Аския застыл, выпрямившись, протянув руки и запрокинув украшенную перьями голову, а затем затянул долгое заклинание, состоявшее из вереницы имен. У Эмерика волосы встали дыбом, ибо среди прочих бессмысленных звуков он явственно различил имя «Оллам-онга», повторенное трижды.
Даура завопил так громко, что почти заглушил заклятья Аскии. В мерцающем свете костров, в дыму, валившем от треножника, Эмерик почти не видел, что происходит. Кажется, кто-то нападал на Дауру, а тот отбивался и кричал.
У основания столба, к которому был привязан колдун, появилась и стала расти лужа крови. Страшные раны покрыли его тело, хотя не было видно никого, кто мог бы их нанести. Вопли его стихли до всхлипов, а затем и вовсе прекратились, но тело все так же дергалось в путах, словно с ним играла некая незримая сила. Что-то белое сверкнуло на трупе Дауры, затем еще и еще. С ужасом Эмерик осознал, что это были кости…
Луна вновь стала серебристой, звезды на небе засияли, подобно самоцветам, вспыхнули костры по углам площади. При свете стал виден скелет, привязанный к столбу, в луже собственной крови. Король Сакумбе произнес звучным мелодичным голосом:
— Вот и нет больше предателя Дауры. Так, а теперь Зехбех… Клянусь Аджуджо, куда подевался этот негодяй?
Зехбех исчез, пока все взоры были прикованы к происходящему на площади.
— Конан, — обернулся к варвару Сакумбе, — думаю, тебе лучше собрать воинов. Едва ли мой собрат-король просидит эту ночь сложа руки.
Конан подтолкнул Эмерика вперед.
— Король Сакумбе, это Эмерик из Аквилонии, мой бывший соратник по оружию. Пусть он будет моим помощником. Эмерик, вам с девушкой лучше оставаться пока при короле, поскольку города вы не знаете. Убьют вас чего доброго, если влезете в драку.
— Я рад знакомству с другом доблестного Амры, — провозгласил Сакумбе. — Зачисли его на довольствие, Конан, и поднимай воинов… клянусь Деркето, этот негодяй не терял даром времени! Смотри!

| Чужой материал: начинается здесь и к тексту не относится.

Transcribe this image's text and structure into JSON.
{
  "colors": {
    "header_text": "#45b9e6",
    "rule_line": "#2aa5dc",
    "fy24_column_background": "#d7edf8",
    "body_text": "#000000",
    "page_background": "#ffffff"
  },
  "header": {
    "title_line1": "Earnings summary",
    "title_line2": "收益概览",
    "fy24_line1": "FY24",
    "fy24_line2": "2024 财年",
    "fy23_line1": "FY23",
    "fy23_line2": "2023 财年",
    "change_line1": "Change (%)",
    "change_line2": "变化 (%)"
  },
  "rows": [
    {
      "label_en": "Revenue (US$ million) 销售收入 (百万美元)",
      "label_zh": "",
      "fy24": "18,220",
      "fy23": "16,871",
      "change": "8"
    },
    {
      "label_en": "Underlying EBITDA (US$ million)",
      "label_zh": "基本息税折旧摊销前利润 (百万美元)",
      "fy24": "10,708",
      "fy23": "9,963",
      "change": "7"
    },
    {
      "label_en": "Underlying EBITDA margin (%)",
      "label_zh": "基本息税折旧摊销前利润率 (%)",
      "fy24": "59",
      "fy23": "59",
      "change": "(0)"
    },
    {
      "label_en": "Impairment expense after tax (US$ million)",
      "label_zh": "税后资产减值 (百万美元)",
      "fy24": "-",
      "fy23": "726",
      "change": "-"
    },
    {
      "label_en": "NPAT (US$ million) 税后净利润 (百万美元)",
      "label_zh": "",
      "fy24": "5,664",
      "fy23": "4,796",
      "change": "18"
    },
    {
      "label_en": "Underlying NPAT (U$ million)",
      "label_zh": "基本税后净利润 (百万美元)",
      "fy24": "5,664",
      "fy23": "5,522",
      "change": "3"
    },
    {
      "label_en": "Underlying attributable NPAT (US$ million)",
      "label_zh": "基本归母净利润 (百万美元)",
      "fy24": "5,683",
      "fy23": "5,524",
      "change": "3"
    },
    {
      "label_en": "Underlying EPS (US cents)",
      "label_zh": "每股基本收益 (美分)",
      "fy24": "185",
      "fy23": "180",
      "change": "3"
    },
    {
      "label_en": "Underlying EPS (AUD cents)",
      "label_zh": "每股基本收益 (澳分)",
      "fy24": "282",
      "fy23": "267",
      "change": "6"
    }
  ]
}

Откуда-то издалека донесся странный шум. Соскочив с помоста, Конан бросился отдавать приказания чернокожим командирам. Гонцы его бросились врассыпную. Вдали послышался рокот барабанов, по которым отбивали дробь коричневые ладони.
На другом конце площади возник отряд обряженных в белое всадников. Размахивая копьями и ятаганами, они принялись теснить чернокожих. Не устояв перед их натиском, негры-копейщики дрогнули, ряды их смешались, один за другим падали они под ударами клинков. Стражи Сакумбе сплотились вокруг помоста с двумя тронами.
Вся дрожа, Лисса прижалась к Эмерику.
— Кто с кем сражается? — шепотом спросила она.
— Это афаки Зехбеха, — пояснил юноша. — Они пытаются убить черного короля, чтобы их вождь стал единственным правителем.
— Они пробьются к трону? — Она указала на людей, яростно дерущихся на площади.
Пожав плечами, Эмерик покосился на Сакумбе. Негритянский король раскачивался на троне, немало не встревоженный происходящим. Подняв к губам золотой кубок, он отхлебнул вина. Затем протянул второй кубок Эмерику.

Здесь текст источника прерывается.